Datça’daki cennet koyda 25 yıldır bitmeyen marina kavgası
Datça’da ÇED süreci tamamlanmadan marinada başlayan inşaat durduruldu. Datça Belediye Başkanı yat limanı projesinin 'yenileme' adı altında mega marinaya dönüştürülmesine karşı olduğunu söyledi.
Piray Akarer
MUĞLA - Datça Yat Limanı Projesinde ÇED Süreci “kaçak inşaat” iddiası ve çevre tahribatı tartışmalarıyla devam ediyor. 1997’de 270 yat kapasiteli olarak onaylanan proje, revize edilerek devasa bir marina kompleksine dönüştürülmeye çalışılıyor.

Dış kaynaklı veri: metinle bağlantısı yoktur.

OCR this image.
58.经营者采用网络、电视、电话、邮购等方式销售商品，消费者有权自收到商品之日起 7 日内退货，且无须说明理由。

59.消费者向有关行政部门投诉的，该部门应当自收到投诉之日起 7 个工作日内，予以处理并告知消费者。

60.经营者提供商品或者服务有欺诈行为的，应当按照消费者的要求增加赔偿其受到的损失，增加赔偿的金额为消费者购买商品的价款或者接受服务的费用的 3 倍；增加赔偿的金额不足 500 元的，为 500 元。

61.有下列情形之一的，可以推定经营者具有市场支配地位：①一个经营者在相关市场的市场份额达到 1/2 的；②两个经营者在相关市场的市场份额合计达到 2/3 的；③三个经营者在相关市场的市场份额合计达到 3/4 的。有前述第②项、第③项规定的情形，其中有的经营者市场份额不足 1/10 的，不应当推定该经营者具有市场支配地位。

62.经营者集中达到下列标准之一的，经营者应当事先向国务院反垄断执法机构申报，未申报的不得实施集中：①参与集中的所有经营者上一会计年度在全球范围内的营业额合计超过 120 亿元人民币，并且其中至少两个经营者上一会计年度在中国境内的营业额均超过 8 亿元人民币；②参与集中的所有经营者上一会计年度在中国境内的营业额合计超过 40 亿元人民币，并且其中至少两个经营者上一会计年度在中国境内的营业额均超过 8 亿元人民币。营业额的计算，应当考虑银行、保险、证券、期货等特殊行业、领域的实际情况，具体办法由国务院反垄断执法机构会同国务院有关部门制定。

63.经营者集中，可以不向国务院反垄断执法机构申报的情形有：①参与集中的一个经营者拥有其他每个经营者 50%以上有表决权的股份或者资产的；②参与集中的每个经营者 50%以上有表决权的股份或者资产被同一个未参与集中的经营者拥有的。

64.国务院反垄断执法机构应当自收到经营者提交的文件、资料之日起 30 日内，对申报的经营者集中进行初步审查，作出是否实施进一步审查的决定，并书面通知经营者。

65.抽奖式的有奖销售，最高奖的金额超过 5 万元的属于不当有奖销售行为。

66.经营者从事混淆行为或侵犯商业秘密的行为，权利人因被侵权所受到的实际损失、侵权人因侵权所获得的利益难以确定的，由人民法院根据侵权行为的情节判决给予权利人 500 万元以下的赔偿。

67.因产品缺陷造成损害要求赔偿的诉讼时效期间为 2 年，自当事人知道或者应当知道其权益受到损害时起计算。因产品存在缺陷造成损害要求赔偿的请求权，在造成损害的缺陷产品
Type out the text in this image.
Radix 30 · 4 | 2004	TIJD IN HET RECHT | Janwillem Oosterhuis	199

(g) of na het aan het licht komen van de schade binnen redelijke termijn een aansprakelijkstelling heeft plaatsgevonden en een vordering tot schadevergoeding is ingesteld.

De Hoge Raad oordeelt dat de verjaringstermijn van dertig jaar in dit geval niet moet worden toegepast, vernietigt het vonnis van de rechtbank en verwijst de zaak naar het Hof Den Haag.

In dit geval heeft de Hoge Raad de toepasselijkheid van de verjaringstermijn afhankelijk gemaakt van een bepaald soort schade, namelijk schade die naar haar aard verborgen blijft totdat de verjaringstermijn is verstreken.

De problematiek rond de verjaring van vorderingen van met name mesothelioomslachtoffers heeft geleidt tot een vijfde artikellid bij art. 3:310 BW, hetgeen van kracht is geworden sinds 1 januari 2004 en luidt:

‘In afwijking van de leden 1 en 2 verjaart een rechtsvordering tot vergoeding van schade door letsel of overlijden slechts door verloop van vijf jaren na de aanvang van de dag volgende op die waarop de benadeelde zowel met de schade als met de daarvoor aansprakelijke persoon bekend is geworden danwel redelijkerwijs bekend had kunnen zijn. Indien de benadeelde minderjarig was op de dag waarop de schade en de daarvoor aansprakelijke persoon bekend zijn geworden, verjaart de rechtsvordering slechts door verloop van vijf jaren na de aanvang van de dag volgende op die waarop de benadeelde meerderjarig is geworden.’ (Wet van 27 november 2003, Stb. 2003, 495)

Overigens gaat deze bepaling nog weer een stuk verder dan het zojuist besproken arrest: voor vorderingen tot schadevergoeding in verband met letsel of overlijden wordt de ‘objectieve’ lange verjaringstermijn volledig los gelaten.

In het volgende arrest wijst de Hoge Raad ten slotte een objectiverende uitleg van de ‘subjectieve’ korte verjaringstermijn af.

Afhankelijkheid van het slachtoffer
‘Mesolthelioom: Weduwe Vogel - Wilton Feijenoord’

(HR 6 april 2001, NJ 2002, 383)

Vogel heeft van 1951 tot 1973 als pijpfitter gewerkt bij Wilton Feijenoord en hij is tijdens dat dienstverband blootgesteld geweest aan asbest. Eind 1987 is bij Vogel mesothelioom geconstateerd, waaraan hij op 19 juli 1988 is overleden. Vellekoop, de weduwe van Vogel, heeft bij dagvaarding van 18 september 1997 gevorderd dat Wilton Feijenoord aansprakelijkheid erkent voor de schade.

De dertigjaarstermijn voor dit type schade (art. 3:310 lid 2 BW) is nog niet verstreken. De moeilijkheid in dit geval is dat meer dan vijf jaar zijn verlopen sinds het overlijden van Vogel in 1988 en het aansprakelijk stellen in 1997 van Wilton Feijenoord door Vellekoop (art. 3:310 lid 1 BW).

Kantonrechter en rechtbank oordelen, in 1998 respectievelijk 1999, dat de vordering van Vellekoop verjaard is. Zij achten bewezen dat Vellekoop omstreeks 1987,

Yat Limanı Projesi’nin yatırımını üstlenen şirket, projenin “ekolojik” olduğu ve bölgedeki yat turizmini canlandıracağını iddia ederken; Datça Belediyesi Başkanı, ÇED süreci tamamlanmadan başlayan inşaatı durduklarını açıkladı. Muğla Çevre Platformu’ndan çevre gönüllüleri ise, “kaçak” liman inşaatının devam ettiğini ve proje onaylanırsa Datça’ya büyük zarar vereceğini düşünüyor.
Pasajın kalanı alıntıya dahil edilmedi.